Satisfied, Mordred nodded to the man supervising the installation. The man smiled back, and hurried forwards to help the men on the ladders finish securing the frame to the wall. Mordred left them to it. He walked the length of the corridor before taking a sharp right, then a left, and another right. Without breaking his stride, he walked through an archway, obscured from view by a tapestry. He continued on his way in darkness until he reached a small alcove. The gap he was looking for was narrow, barely narrow enough for him to fit through, even when he flattened himself against the wall. He edged along the stone until the hidden corridor opened out again, and the king continued on his way.
The door at the end of the passageway swung open with a creaking of hinges.

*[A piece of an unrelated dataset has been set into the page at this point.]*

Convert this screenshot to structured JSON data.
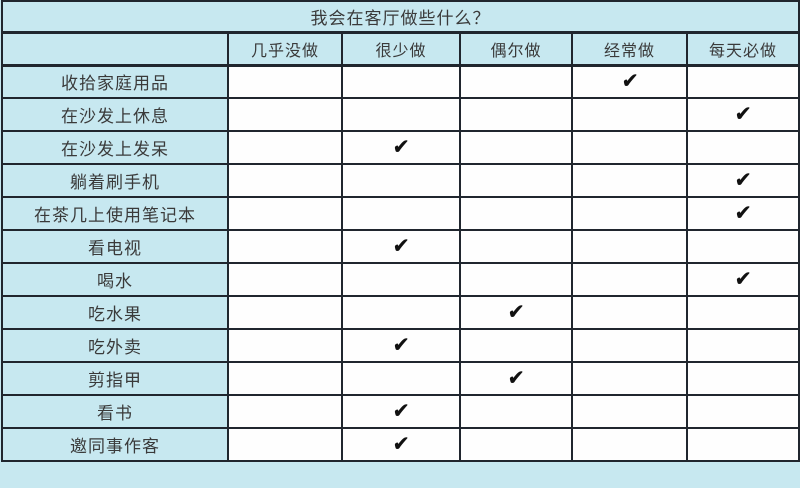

Mordred stepped gracefully down into the space beyond. It was a small simple little room, but it was comfortable. Books lined the walls and many of the flat surfaces, and a work bench littered with potion bottles and test tubes lined the far wall. A large fire crackled away in the hearth, casting a warm glow across the two high-backed armchairs on either side. Mordred crossed the room in three long strides and helped himself to a glass of wine from the decanter on the high table by the window. He took a sip and turned slowly to face the man in the opposing armchair.
"Hello, brother," he smiled, "I have a couple of tasks for you."